To shake a man’s hand is a simple gesture, often of introduction or more commonly, a formal way to say hello or goodbye. It’s something I do almost daily in my life. Sometimes, however, the opportunity to shake a person’s hand leads to an appreciation of so much more. 

Last Thursday, after a celebration of his 102nd birthday, I had the opportunity to shake the hand of longtime Rotarian and attorney, Eldon Sloan. With that simple gesture, came an appreciation of both the time and of the events which he has witnessed first hand.
I’ve always had a tremendous appreciation for history and the events that define our country. The last 102 years have encompassed much of what we know as the American Century - The World Wars, Great Depression, Industrial Revolution and the beginning of the Information Age. He was born three years before the Titanic sank, before World War I, when William Howard Taft was President. He went to college during the Roaring Twenties and begin his law career in the midst of the Great Depression. He has lived his live through events I only know by a photograph or a headline.
As time marches on, the stories and the history of what people can tell us of this time will slip away. I’ve always taken the time to listen to the stories told by those much older than myself. The richness of the words spoken and the voices are far more important and memorable than words printed in a history book years later. I often asked my grandparents about their childhood and their lives. What they told me taught me much about who they became years later.

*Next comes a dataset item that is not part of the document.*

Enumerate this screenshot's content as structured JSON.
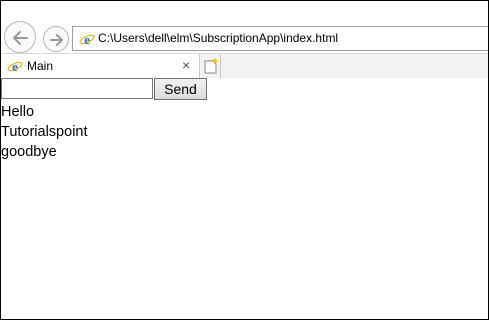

Although my thirty-nine years are short in comparison to a centenarian, I believe that each day that I have lived my life, I have been rewarded with tremendous blessings and I’ve tried to take what I’ve learned from one day and apply to the next. I hope that one day, many years from now, I’ll have a young person come up and ask about life in the late Twentieth Century and I’ll be able to tell them of my experiences of a hundred years ago.